A miracle is described in “The Free Dictionary” as “a preternatural occurrence that is viewed as the expression of a divine will. Its awe and wonder lie in the fact that the cause is hidden.”
It’s when you ship your bet, in spite of the odds, in a way of awe and wonder. It when you and the collective of bettors on one side combine your wills as one to almost make the impossible, possible. Like say you took the Chargers last year as 4.5 point underdog in Pittsburgh, and they are covering 11-10 with 11 seconds left. They try a lateral play on the last play of the game and fumble the ball, which ends up getting returned for a touchdown by Troy Polomalu………game over, bet over, right?
Wrong! In a miracle this side of 34th Street, Chargers bettors end up winning because the touchdown gets turned back because of an errant call by the officials that even the NFL later said was an incorrect ruling. Now that’s a miracle cover!

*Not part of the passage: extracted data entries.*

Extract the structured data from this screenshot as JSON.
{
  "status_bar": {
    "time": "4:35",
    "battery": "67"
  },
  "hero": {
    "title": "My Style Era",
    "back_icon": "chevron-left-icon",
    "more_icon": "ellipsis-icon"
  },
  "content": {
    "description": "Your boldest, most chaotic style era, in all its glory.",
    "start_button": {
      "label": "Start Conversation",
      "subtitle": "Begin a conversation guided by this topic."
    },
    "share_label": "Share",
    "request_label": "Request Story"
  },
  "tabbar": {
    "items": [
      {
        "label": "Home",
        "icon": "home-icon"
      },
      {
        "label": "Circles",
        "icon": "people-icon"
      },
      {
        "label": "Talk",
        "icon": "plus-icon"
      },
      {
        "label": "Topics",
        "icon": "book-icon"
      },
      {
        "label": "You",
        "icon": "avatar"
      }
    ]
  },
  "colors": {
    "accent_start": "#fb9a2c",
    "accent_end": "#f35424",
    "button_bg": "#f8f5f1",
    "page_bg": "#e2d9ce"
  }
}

It can be in the hands of the player as well. There have probably been random athletes in history who have walked into a random liquor establishment and have scored a free beer or two at the bar thanks to the bartender remembering when they kicked a meaningless field goal 20 years ago during some blowout that helped pay for the bartender’s rent. You don’t think people watched the Patriots games because they were good in the 1980’s, do you?
Or it could in the hands of a token white NBA bench player, who was an engineering major at Creighton, who is happening to be shooting a free throw, with 1 second left, due to a defensive 3 second call which was made in a 97-77 ballgame where his team is a 20 point underdog. Reading that sentence and imagining alone is a miracle by itself, but it has happened. How do you think Scott Wedman was on the Celtics for so long? He would come in late in ballgames when the great 1986 Celtics where up by 15-20 points late in the game, and with his expert garbage time shooting skills, would help preserve the Celtic lines of thousands of bookies of Boston’s North End, a majority Italian neighborhood. He probably never has to pay for lasagna in a ristorante again.
Sometimes it can even be in the hands of the coaches, when a peculiar decision leaves a bettor in either shock or awe. Like when Romeo Crennel, coach of the Cleveland Browns (a 6 point underdog at home to the Steelers), is down by a touchdown, 10-3, with 2:25 left in the 4th, with 2 timeouts at the Pittsburgh 23 yard line. He feels his best action is to go for the field goal instead of a touchdown on 4th and 4 making it 10-6, and have his 28th ranked defense kick the ball back to the Steelers, who also happen to be the best running team in football!
That’s a miracle cover.
Miracle covers aren’t all once in a lifetime random sporting events, they can happen all around us. It gives us reason to watch our sports when no one else is watching. If you’ve ever bet on the 4th quarter under for a L.A. Clipper game, or have been the only guy cheering in the bar for a goal-line stand when a football game is in doubt because you bet the under, there are thousands of those with you. You are not alone.
The mere fact in our ever growing altruistic society that a group of degenerate people can together collectively wish, even positively pray, towards a single goal (or defense of said goal), granted for a selfish reason, is a miracle cover in itself.